If the NHS had matched EU rates of nurses per 1,000 the number would have needed almost an additional of 490,000 nurses across 2010-19. In 2019 alone, the UK needed 33,398 additional nurses to match the EU-14 average.
Looking more closely at what this means in terms of additional potential activity (figure 10), if the UK had matched the average rate of nurses (per 1,000 population) of its peers, it could have increased its outputs (measured by hospital episodes) by 9.6 per cent across 2010-19. Again, this is based on calculating how many episodes were completed against the actual number of nurses.
Impact of wider budget cuts on the NHS
Direct spending on health as explored here has a clear impact on service provision and thereby health outcomes. However, this is not the only factor determining outcomes – ‘health’ is determined by a diverse range of social, economic and environmental factors. Variation in any one of these factors can influence health and subsequently have a knock-on effect on the demand and use of healthcare resources.
During the last decade, austerity measures saw significant and sustained cuts in budgets for other departments - local government, communities, and education in particular  - with adverse long-term effects on health and subsequently increases in healthcare demand. More recently, analysis conducted by the Institute of Fiscal Studies looked specifically at the impact of reductions in social care spending and found that recent trends led to substantial increase in A&E demand, particularly by the elderly segment of the population.

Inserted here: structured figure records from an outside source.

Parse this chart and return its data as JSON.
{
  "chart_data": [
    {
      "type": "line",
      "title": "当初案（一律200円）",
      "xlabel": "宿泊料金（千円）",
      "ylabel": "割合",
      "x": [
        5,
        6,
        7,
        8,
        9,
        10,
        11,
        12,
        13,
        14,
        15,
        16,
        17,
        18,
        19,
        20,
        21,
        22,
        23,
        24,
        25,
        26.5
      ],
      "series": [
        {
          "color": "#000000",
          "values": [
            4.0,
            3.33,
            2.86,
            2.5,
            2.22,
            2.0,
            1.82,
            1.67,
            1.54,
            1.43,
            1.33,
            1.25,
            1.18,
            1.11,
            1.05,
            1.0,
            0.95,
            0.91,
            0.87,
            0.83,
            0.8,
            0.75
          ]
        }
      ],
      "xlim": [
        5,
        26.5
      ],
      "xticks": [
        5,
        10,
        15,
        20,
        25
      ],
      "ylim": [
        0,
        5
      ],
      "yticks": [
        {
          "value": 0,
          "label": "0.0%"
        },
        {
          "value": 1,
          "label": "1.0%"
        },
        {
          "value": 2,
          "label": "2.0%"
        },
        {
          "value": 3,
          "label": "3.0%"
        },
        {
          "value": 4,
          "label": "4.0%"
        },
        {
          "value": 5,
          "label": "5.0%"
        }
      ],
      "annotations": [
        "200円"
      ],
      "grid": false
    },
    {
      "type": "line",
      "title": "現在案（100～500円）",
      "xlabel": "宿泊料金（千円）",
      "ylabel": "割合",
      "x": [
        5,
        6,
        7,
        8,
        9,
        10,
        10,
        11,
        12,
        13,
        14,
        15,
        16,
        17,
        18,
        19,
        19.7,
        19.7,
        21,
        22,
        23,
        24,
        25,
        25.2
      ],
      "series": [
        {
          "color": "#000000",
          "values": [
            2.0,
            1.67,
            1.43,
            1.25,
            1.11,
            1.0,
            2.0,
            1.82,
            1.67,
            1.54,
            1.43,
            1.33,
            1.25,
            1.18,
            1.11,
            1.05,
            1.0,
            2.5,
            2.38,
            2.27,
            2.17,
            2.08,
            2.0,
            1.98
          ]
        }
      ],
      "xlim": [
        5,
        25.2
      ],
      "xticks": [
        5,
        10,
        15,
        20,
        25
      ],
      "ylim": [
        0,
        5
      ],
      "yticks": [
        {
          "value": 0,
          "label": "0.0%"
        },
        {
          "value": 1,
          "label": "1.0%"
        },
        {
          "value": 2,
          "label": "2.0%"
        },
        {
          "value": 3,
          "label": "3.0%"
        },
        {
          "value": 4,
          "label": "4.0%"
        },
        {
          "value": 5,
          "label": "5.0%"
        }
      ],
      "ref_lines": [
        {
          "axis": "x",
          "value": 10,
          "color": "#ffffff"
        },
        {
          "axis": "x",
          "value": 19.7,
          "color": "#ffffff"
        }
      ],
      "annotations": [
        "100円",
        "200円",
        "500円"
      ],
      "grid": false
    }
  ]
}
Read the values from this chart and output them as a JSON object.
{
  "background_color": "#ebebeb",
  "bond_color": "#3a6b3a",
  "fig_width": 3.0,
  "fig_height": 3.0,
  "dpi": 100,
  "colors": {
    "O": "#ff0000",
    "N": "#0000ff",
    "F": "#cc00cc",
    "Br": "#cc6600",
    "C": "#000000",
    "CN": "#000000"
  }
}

The analysis quantified the impact of social care spending cuts to be one additional A&E attendance for every 15 attendances. We may continue to see this knock-on effect of spending cuts on NHS activities.

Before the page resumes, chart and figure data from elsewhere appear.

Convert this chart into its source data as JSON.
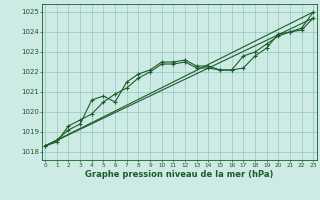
{
  "title": "Graphe pression niveau de la mer (hPa)",
  "bg_color": "#ceeae4",
  "grid_color": "#8ec9be",
  "line_color": "#1a5c2a",
  "x_ticks": [
    0,
    1,
    2,
    3,
    4,
    5,
    6,
    7,
    8,
    9,
    10,
    11,
    12,
    13,
    14,
    15,
    16,
    17,
    18,
    19,
    20,
    21,
    22,
    23
  ],
  "y_ticks": [
    1018,
    1019,
    1020,
    1021,
    1022,
    1023,
    1024,
    1025
  ],
  "ylim": [
    1017.6,
    1025.4
  ],
  "xlim": [
    -0.3,
    23.3
  ],
  "series1": [
    1018.3,
    1018.6,
    1019.1,
    1019.4,
    1020.6,
    1020.8,
    1020.5,
    1021.5,
    1021.9,
    1022.1,
    1022.5,
    1022.5,
    1022.6,
    1022.3,
    1022.3,
    1022.1,
    1022.1,
    1022.2,
    1022.8,
    1023.2,
    1023.9,
    1024.0,
    1024.2,
    1025.0
  ],
  "series2": [
    1018.3,
    1018.5,
    1019.3,
    1019.6,
    1019.9,
    1020.5,
    1020.9,
    1021.2,
    1021.7,
    1022.0,
    1022.4,
    1022.4,
    1022.5,
    1022.2,
    1022.2,
    1022.1,
    1022.1,
    1022.8,
    1023.0,
    1023.4,
    1023.8,
    1024.0,
    1024.1,
    1024.7
  ],
  "trend1_x": [
    0,
    23
  ],
  "trend1_y": [
    1018.3,
    1025.0
  ],
  "trend2_x": [
    0,
    23
  ],
  "trend2_y": [
    1018.3,
    1024.7
  ]
}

Years of underinvestment in capital and workforce challenges has led to another difficult winter – arguably the worst in a generation. Because of this lack of support, the NHS hasn’t been able to maintain the level of resources - both physical infrastructure and workforce – needed to be able to respond effectively to our increasing healthcare needs.
This article shows spending on the NHS lagging behind its peers in the EU-14 countries. One example shows the NHS needed £33 billion additional capital investment if it were to match the average peer country. Furthermore, it needed almost 390,000 doctors across 2010-2019 if it were to match its peers (on average). According to our analysis, this could have potentially translated to increases of 41 per cent and 29 per cent, respectively.
While the government plays catchup, our analysis shows how our healthcare system could look if we had funding comparable to that of EU-14 countries and provides another lens to review the most recent funding arrangements, broadly welcomed but too late to avert the recent crisis.